On February 6, the European Commission presented its proposal for an ambitious 90 percent reduction in greenhouse gas emissions by 2040. It initiates discussions on the necessary measures to create an environment conducive to significant CO2 emissions reduction, aligning with Europe’s 2050 climate-neutrality objective. However, the challenges of achieving this goal while maintaining global competitiveness for European industries cannot be overlooked.

In this context, Glass for Europe releases its video “Support energy and carbon efficiency of industrial process”, whose topic is one of the priorities of its 2024-2029 manifesto series. It is meant to inform discussions that must be at the heart of the next mandate of the European institutions.

The video features insights from industry executives Davide Cappellino (AGC Glass Europe) and Joana Arreguy (Saint-Gobain), as well as Bertrand Cazes, Secretary General of Glass for Europe. They discuss the flat glass industry’s efforts to reduce emissions and the accompanying challenges. While investing in new technologies and scaling up recycling practices pose significant economic, technological, and industrial challenges, Glass for Europe advocates for a set of measures and EU policies to facilitate the industry’s transition.

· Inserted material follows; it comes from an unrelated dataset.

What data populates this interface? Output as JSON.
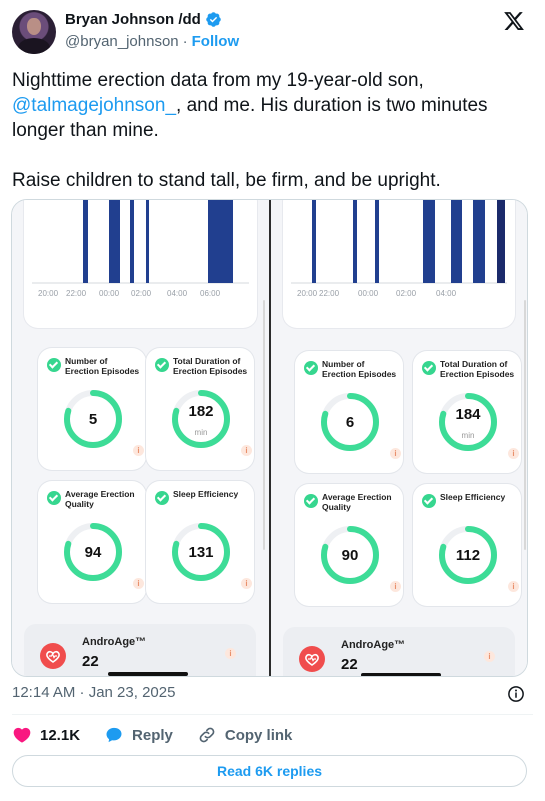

Amidst the current economic and geopolitical context hurting European industry, Maroš Šefčovič, Executive Vice-President for the European Green Deal, emphasizes the need to avoid the “very real risk of deindustrialization and social tensions”. To ensure that manufacturing sites can remain in Europe and to accompany the flat glass industry in its transformation, Glass for Europe suggests the following policies:

  1. To massively invest in the production and infrastructure of low-carbon energy sources to ensure their long-term availability and affordability.
  2. To ensure the proper functioning of the carbon market post-2030.
  3. To de-risk investments in innovative flat glass manufacturing technologies.
  4. To make EU-made low(er) carbon products more attractive and to guarantee a real level-playing field so that European products can compete on an equal footing with imported products.